Montessori dizia no livro Pedagogia Científica que “é necessário que o material oferecido à criança contenha em si mesmo o controle do erro”. Em alguns casos, isso é verdadeiro. Por exemplo, nos Encaixes Sólidos. Veja o material no vídeo abaixo:

Nos Encaixes Sólidos, se uma criança tenta colocar os cilindros nos orifícios e erra, mesmo que somente um, então não consegue terminar seu trabalho. É forçado, pelo material, a recomeçar e tentar outra vez. O professor não precisa apontar o erro da criança. Repare o que acontece, também em casa, quando a criança brinca com brinquedos de final aberto, que permitem a ela o brincar de verdade, e não uma brincadeira já previamente modelada pela indústria de brinquedos:

Nos dois casos, enxergamos o controle do erro corrigindo severamente a criança. Não há espaço algum para condescendência, tolerância, ou margem de acerto parcial para a criança: ou ela acerta, ou ela erra. Assim exato, preciso e firme é o material e o brinquedo, porque é a partir dessa firmeza, dessa base exata e da certeza da correção que a criança começará a educar os próprios sentidos.

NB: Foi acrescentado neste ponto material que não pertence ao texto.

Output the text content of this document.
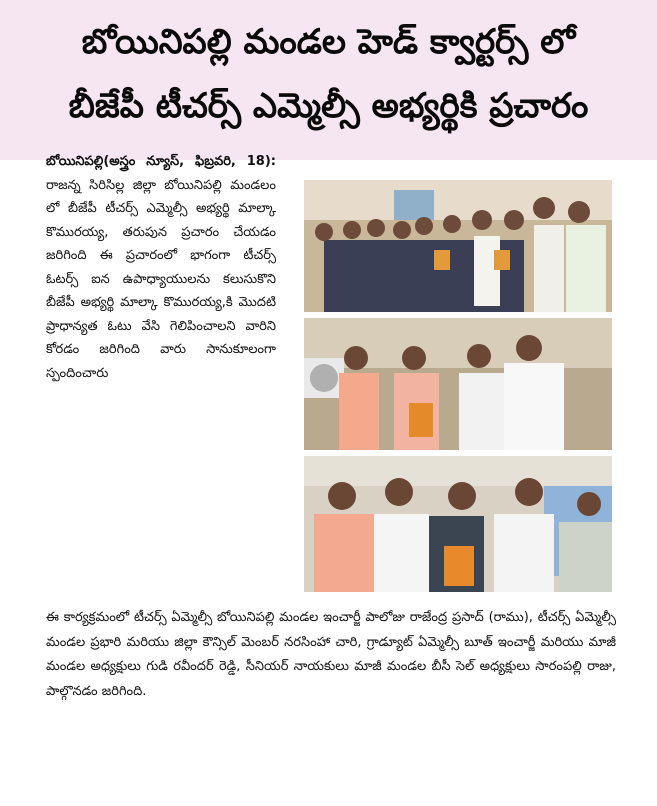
బోయినిపల్లి మండల హెడ్ క్వార్టర్స్ లో
బీజేపీ టీచర్స్ ఎమ్మెల్సీ అభ్యర్థికి ప్రచారం

బోయినిపల్లి(అస్త్రం న్యూస్, ఫిబ్రవరి, 18): రాజన్న సిరిసిల్ల జిల్లా బోయినిపల్లి మండలం లో బీజేపీ టీచర్స్ ఎమ్మెల్సీ అభ్యర్థి మాల్కా కొమురయ్య, తరుపున ప్రచారం చేయడం జరిగింది ఈ ప్రచారంలో భాగంగా టీచర్స్ ఓటర్స్ ఐన ఉపాధ్యాయులను కలుసుకొని బీజేపీ అభ్యర్థి మాల్కా కొమురయ్య,కి మొదటి ప్రాధాన్యత ఓటు వేసి గెలిపించాలని వారిని కోరడం జరిగింది వారు సానుకూలంగా స్పందించారు

ఈ కార్యక్రమంలో టీచర్స్ ఏమ్మెల్సీ బోయినిపల్లి మండల ఇంచార్జీ పాలోజు రాజేంద్ర ప్రసాద్ (రాము), టీచర్స్ ఏమ్మెల్సీ మండల ప్రభారి మరియు జిల్లా కౌన్సిల్ మెంబర్ నరసింహా చారి, గ్రాడ్యూట్ ఏమ్మెల్సీ బూత్ ఇంచార్జీ మరియు మాజీ మండల అధ్యక్షులు గుడి రవీందర్ రెడ్డి, సీనియర్ నాయకులు మాజీ మండల బీసీ సెల్ అధ్యక్షులు సారంపల్లి రాజు, పాల్గొనడం జరిగింది.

Mais tarde, porém, os materiais montessorianos não apresentam controles de erro tão estritos. São mais sutis e delicados em seus apontamentos à criança. Deixam de gritar e sussurram. Isso acontece, por exemplo, com a Torre Rosa. Abaixo, novamente, você pode conhecer o material:

Quando uma criança chega à Torre Rosa, ela já passou pelos Encaixes Sólidos, ou já passou (necessariamente) por materiais de Vida Prática cujos controles de erro são mais do que evidentes. Nesse processo, ela começou a educar seus sentidos, é verdade. Mas muito mais do que isso, um processo novo aconteceu:

“O controle material do erro leva a criança a acompanhar seus exercícios com certa dose de raciocínio; seu senso crítico e sua atenção se intensificam sempre mais no sentido de uma maior exatidão, de uma figura que lhe permite distinguir as mais ínfimas diferenciações; a consciência da criança vai assim predispondo-se ao controle de seus erros, mesmo quando estes não forem mais de ordem material”. (grifo meu)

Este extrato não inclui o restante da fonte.